Thursday, April 21, 2011

As Harper and Layton Bask in the Glow of Their Egos, They Might Want to Read This


Over on Twitter Harper supporters are all encouraging Jack Layton to go for it. Attack those Liberal ridings. And Jack is buying into it. The Conbots love him. He's a star. He's doing their work for them and they're giggling in the corner.

What an idiot.

Spurred on by a survey suggesting he could win 40-50 seats (with no seat projections of course and by a firm I never heard of) Layton thinks he can be the Jane to Harper's Tarzan. Leader of the Opposition.

He might want to read this: Up, down, no change?

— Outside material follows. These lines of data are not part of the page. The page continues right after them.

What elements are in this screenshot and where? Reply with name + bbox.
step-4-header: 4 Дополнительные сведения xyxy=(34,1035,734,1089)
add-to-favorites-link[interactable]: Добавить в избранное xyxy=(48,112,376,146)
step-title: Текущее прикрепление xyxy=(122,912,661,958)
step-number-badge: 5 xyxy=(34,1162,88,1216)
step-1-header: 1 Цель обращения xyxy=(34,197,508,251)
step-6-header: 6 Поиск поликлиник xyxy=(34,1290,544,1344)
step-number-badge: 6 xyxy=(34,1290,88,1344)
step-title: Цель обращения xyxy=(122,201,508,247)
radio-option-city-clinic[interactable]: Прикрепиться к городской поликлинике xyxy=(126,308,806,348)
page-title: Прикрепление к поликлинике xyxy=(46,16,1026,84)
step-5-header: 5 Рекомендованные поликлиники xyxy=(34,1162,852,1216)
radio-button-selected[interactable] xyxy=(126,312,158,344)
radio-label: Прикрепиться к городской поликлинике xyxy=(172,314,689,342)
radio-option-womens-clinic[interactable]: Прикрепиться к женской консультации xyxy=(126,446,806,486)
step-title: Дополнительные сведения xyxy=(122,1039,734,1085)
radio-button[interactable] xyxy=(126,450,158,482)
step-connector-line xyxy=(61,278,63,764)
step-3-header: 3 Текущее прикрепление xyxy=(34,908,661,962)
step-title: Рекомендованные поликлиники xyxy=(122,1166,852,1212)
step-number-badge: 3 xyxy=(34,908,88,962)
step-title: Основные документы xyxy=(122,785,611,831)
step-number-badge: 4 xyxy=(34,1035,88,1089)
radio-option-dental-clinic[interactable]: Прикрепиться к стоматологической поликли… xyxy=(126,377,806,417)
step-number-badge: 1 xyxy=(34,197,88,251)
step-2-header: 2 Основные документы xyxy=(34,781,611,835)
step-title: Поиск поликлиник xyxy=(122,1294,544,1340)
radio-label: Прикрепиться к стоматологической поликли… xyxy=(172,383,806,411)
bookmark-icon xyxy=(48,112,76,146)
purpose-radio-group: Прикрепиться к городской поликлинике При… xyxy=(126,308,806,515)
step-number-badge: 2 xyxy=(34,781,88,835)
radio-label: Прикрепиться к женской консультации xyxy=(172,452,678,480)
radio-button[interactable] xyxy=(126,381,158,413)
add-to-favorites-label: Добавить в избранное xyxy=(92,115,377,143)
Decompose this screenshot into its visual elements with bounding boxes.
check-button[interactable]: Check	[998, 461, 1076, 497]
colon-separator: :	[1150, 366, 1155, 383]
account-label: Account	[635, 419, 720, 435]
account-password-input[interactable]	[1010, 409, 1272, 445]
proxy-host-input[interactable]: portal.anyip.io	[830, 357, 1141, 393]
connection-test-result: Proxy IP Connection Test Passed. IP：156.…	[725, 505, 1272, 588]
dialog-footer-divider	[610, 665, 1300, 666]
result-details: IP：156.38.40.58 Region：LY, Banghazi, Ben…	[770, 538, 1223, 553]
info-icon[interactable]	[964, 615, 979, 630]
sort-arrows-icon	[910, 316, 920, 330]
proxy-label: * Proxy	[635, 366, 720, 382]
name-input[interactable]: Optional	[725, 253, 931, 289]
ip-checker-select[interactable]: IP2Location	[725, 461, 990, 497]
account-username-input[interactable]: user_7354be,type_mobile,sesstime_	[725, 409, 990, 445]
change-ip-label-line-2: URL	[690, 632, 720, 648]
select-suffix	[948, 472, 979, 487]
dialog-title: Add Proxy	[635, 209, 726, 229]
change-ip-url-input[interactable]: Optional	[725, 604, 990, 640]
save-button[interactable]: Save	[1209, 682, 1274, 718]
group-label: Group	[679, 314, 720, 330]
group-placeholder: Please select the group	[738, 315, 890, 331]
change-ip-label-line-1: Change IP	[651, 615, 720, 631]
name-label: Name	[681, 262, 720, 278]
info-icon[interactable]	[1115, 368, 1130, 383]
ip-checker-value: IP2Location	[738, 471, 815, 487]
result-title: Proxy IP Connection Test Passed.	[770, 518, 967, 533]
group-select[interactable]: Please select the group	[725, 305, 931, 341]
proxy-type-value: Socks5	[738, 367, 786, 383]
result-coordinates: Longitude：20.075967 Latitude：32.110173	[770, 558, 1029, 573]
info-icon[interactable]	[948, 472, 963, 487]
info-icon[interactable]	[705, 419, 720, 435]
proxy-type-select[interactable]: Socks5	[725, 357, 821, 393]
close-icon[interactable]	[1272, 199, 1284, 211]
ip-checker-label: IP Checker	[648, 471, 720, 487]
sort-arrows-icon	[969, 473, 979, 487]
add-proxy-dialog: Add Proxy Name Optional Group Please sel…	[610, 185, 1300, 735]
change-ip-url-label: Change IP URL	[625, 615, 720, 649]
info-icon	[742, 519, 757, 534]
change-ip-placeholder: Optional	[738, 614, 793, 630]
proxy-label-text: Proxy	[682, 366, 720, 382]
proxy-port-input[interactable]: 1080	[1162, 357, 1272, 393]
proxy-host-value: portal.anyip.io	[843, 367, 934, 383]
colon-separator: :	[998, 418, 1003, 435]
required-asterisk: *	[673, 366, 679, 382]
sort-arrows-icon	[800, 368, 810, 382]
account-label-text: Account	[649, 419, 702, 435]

Conflicting election polls confusing, headache-inducing
A new poll suggests the NDP is on a roll, surging to a second-place tie with the once mighty Liberal party. No, wait.

A new poll suggests the NDP is running slightly behind its fourth-place finish in the last election. Or maybe it's slightly ahead. Or maybe nothing's changed. Voters trying to make sense of the raft of contradictory daily public opinion polls during this federal election campaign are likely to wind up with a migraine.

So who among the plethora of pollsters should they believe? "Nobody," says veteran pollster Allan Gregg, an outspoken critic of his own industry and chairman of Harris-Decima, which conducts polls for The Canadian Press.

As far as Gregg is concerned, the election campaign has magnified problems with political polling: methodological issues that are skewing the results of both telephone and online surveys; commercial pressures that are prompting pollsters to over-hype their surveys; and an unholy alliance with journalists who routinely misconstrue data and ignore margins of error.
Well how about that? Layton is either in second or fourth place. His effort to be leader of the Opposition with Harper as King may not materialize after all. But the Conbots had a bit of sport anyway.

It's just frustrating that all of our efforts to get rid of this corrupt and anti-democratic government could go up in smoke because of ego. I want the NDP to do well but I don't want the left vote split to give Harper another mandate. It's that simple.